The letter opener he spotted much before he went back to it. It wasn't an option he would have liked but… Desperate times call for desperate measures, as they say. And he was a Grosvenor, after all. His wife knew that when she married him. It was one of the reasons why.
"Rajani," he said softly, smiling when a similar response came from the previously mentioned "next room." She had the child, and she had the blade. She could not be touched while in possession of the blade.
That was his last sane thought before he plunged the letter opener deep into his arm. The pain was a distraction from that incessant clawing, at least.
x
A group of silhouetted figures (about eight or so, adult-sized) waited for the next move. Not a muscle twitched when a quiet, very child-like voice spoke - only eyes.

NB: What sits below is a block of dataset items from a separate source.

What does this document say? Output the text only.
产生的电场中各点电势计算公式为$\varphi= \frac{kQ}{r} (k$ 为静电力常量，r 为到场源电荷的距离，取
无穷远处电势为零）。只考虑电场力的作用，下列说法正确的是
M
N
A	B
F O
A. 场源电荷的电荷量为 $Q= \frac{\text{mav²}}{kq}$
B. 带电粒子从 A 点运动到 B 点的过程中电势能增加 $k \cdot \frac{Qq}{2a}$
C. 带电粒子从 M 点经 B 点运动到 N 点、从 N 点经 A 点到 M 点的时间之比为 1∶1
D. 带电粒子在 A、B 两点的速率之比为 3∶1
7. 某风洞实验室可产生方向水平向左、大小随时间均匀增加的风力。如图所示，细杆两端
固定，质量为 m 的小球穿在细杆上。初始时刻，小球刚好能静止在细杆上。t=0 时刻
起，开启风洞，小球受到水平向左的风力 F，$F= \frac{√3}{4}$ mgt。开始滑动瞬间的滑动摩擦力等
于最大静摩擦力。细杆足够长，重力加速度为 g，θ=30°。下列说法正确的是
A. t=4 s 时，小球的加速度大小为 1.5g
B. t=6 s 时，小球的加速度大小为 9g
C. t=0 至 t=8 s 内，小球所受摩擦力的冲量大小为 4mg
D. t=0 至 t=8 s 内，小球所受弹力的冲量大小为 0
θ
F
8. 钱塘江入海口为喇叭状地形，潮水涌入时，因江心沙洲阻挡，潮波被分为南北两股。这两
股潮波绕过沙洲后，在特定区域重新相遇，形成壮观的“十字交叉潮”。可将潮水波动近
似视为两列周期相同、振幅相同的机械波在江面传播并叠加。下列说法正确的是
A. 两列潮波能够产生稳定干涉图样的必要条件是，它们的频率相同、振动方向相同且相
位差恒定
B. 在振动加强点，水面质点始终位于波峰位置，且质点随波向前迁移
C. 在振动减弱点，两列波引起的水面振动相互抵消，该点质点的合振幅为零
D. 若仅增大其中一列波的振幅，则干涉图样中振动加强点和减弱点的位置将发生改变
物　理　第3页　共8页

"How stupid," said the voice. It invited no replies.
Two bodies lay spent and drained on the floor of the cottage, one with a letter opener sticking perpendicular from the fleshy part of his left arm, the other with a deep hole in her neck - not quite their style. If there was a third, it was nowhere to be found. There was no heartbeat, no aroma of death (fresh or otherwise), nothing.
"A waste."
The figure commanding the voice stood slightly apart from the other eight, gaze caressing a piece of lined, schoolbook paper. There was a rustle as a ghostly arm lifted, and with a snap of pale fingers, they were gone - the paper with them. Only the two bodies remained, and a terrified pair of eyes watching the entire scene through a thick layer of tears. A hand was clasped over a mouth, frozen in place. The room still hummed with the Ninth Figure's dissonant parting;
"Sleep on, dreamweaver. Talespitter. Now it's my turn to live."